New England Compounding Center
- Industry: Pharmaceutical
- Founded: 1998
- Headquarters: Framingham, Massachusetts U.S.
- Key people: Gregory Conigliaro, owner and director Barry Cadden, owner, president and head pharmacist Lisa Conigliaro Cadden, pharmacist and owner Douglas Conigliaro, anesthesiologist and president of Medical Sales Management Carla Conigliaro, shareholder and director; wife of Douglas Conigliaro Glenn Adam Chin, supervisory pharmacist
- Products: Pharmaceuticals
- Revenue: $100 Million
- Number of employees: 100
- Website: http://neccrx.com [Archive]

= New England Compounding Center =

Former compounding pharmacy in Framingham, Massachusetts, US

New England Compounding Center (NECC) was a compounding pharmacy founded in 1998, along with its sister companies Ameridose, Medical Sales Management Inc, and Alaunus Pharmaceutical LLC. Based in Framingham, Massachusetts, the New England Compounding Center was founded by brothers-in-law Greg Conigliaro and Barry Cadden. The owners were Carla R. Conigliaro, Barry J. Cadden, Lisa M. Conigliaro and Gregory A. Conigliaro.

==Ameridose ==

Ameridose was established to be a large manufacturer of prescription medications for use in hospitals. The original location of the company's plant was in Framingham, Massachusetts next to its sister-companies New England Compounding Center and Medical Sales Management. In 2009, they purchased and started operations at two new locations, 205 and 203 Flanders Road in nearby Westborough, Massachusetts, to accommodate the steady growth of the company. Ameridose would eventually employ over 1,000 people and report annual revenues of $400 million.

==NECC 2012 outbreak ==

The company became the center of national headlines resulting from a meningitis outbreak that started in September, 2012. NECC recalled more than 2,000 products after distributing 17,000 vials of methylprednisolone for injection contaminated with fungi to 23 states.

Food and Drug Administration (FDA) regulations dictate that compounding pharmacies like NECC combine, mix, or alter ingredients only to create specific drugs for individual patients. Massachusetts state regulators reported NECC was licensed only to prepare individual patient prescriptions.

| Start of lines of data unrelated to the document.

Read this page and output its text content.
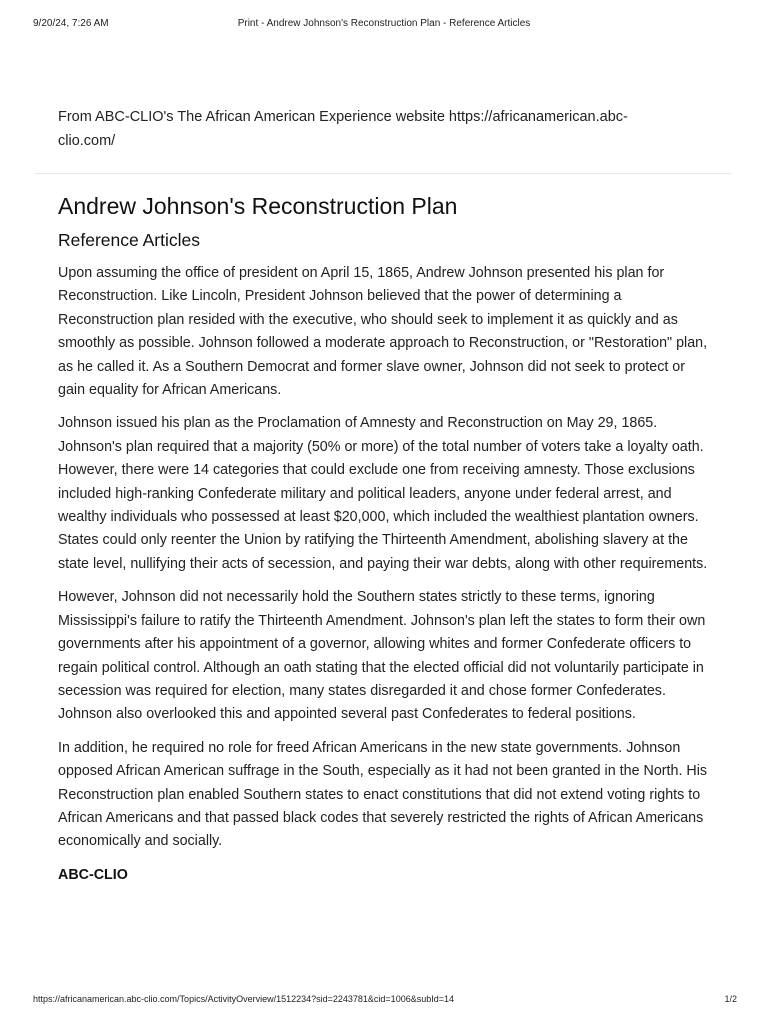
9/20/24, 7:26 AM	Print - Andrew Johnson's Reconstruction Plan - Reference Articles
From ABC-CLIO's The African American Experience website https://africanamerican.abc-clio.com/
Andrew Johnson's Reconstruction Plan
Reference Articles

Upon assuming the office of president on April 15, 1865, Andrew Johnson presented his plan for Reconstruction. Like Lincoln, President Johnson believed that the power of determining a Reconstruction plan resided with the executive, who should seek to implement it as quickly and as smoothly as possible. Johnson followed a moderate approach to Reconstruction, or "Restoration" plan, as he called it. As a Southern Democrat and former slave owner, Johnson did not seek to protect or gain equality for African Americans.

Johnson issued his plan as the Proclamation of Amnesty and Reconstruction on May 29, 1865. Johnson's plan required that a majority (50% or more) of the total number of voters take a loyalty oath. However, there were 14 categories that could exclude one from receiving amnesty. Those exclusions included high-ranking Confederate military and political leaders, anyone under federal arrest, and wealthy individuals who possessed at least $20,000, which included the wealthiest plantation owners. States could only reenter the Union by ratifying the Thirteenth Amendment, abolishing slavery at the state level, nullifying their acts of secession, and paying their war debts, along with other requirements.

However, Johnson did not necessarily hold the Southern states strictly to these terms, ignoring Mississippi's failure to ratify the Thirteenth Amendment. Johnson's plan left the states to form their own governments after his appointment of a governor, allowing whites and former Confederate officers to regain political control. Although an oath stating that the elected official did not voluntarily participate in secession was required for election, many states disregarded it and chose former Confederates. Johnson also overlooked this and appointed several past Confederates to federal positions.

In addition, he required no role for freed African Americans in the new state governments. Johnson opposed African American suffrage in the South, especially as it had not been granted in the North. His Reconstruction plan enabled Southern states to enact constitutions that did not extend voting rights to African Americans and that passed black codes that severely restricted the rights of African Americans economically and socially.

ABC-CLIO
https://africanamerican.abc-clio.com/Topics/ActivityOverview/1512234?sid=2243781&cid=1006&subId=14	1/2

Doctors, hospitals, and clinics had turned to compounding pharmacies like NECC because they often charge much lower prices than the major manufacturers.

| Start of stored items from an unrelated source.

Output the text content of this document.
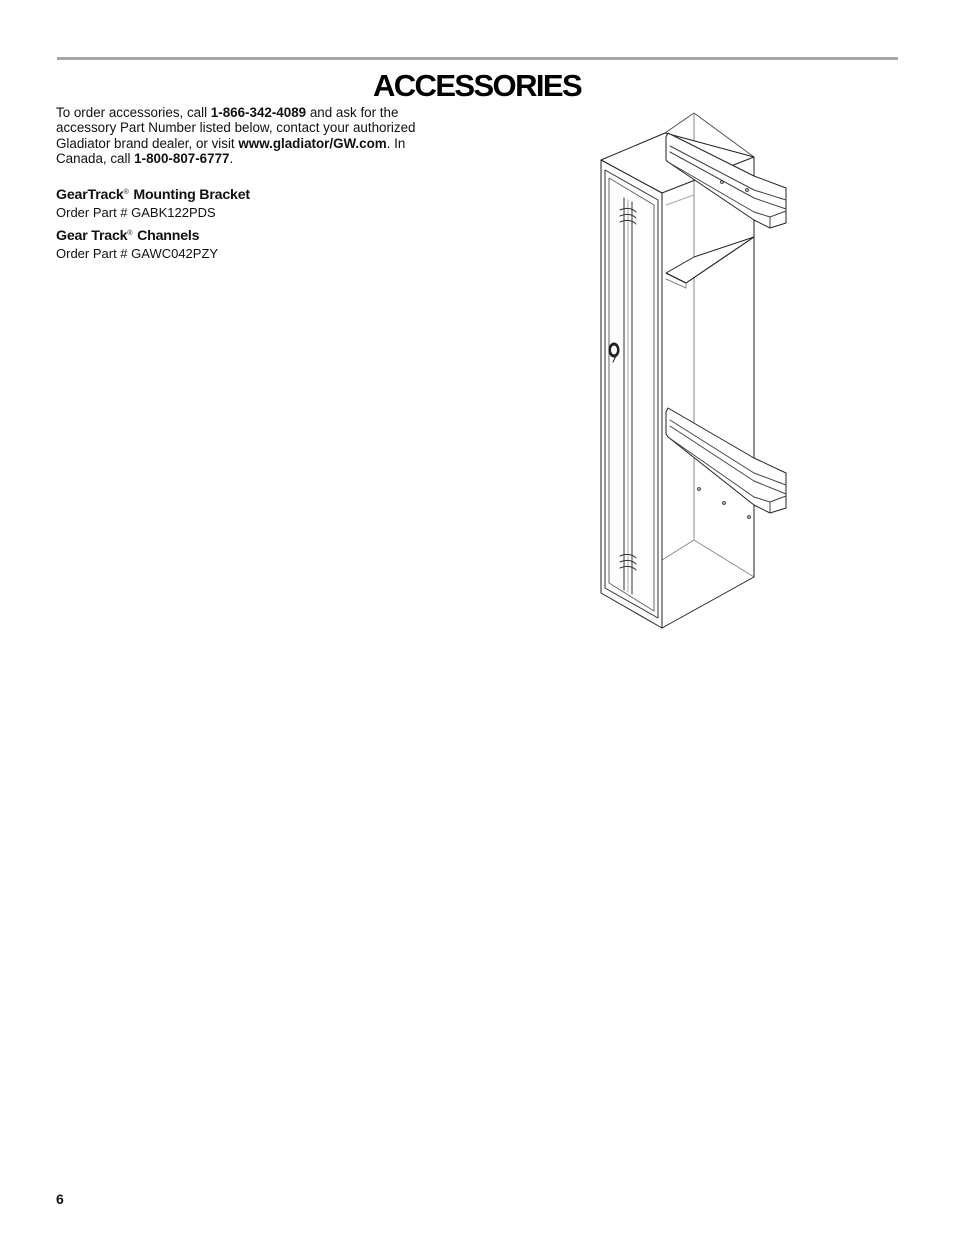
ACCESSORIES

To order accessories, call 1-866-342-4089 and ask for the accessory Part Number listed below, contact your authorized Gladiator brand dealer, or visit www.gladiator/GW.com. In Canada, call 1-800-807-6777.

GearTrack® Mounting Bracket

Order Part # GABK122PDS

Gear Track® Channels

Order Part # GAWC042PZY

6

On December 21, 2012, the company filed for Chapter 11 bankruptcy protection, listing less than $2.34 million in debts. Following the bankruptcy, a Reuters investigation into financial filings revealed company payments exceeding $33 million to the top executives and private equity investors in 2012. The Tennessean reported that between 2008 and 2013, shareholders received a total of $300 million from NECC and its sister company, Ameridose.

In 2018, Glenn Chin, the surpervisory pharmacist, was sentenced to 15 years in federal prison. In 2021, Barry Cadden, the owner of the company, was sentenced to 14 years in federal prison.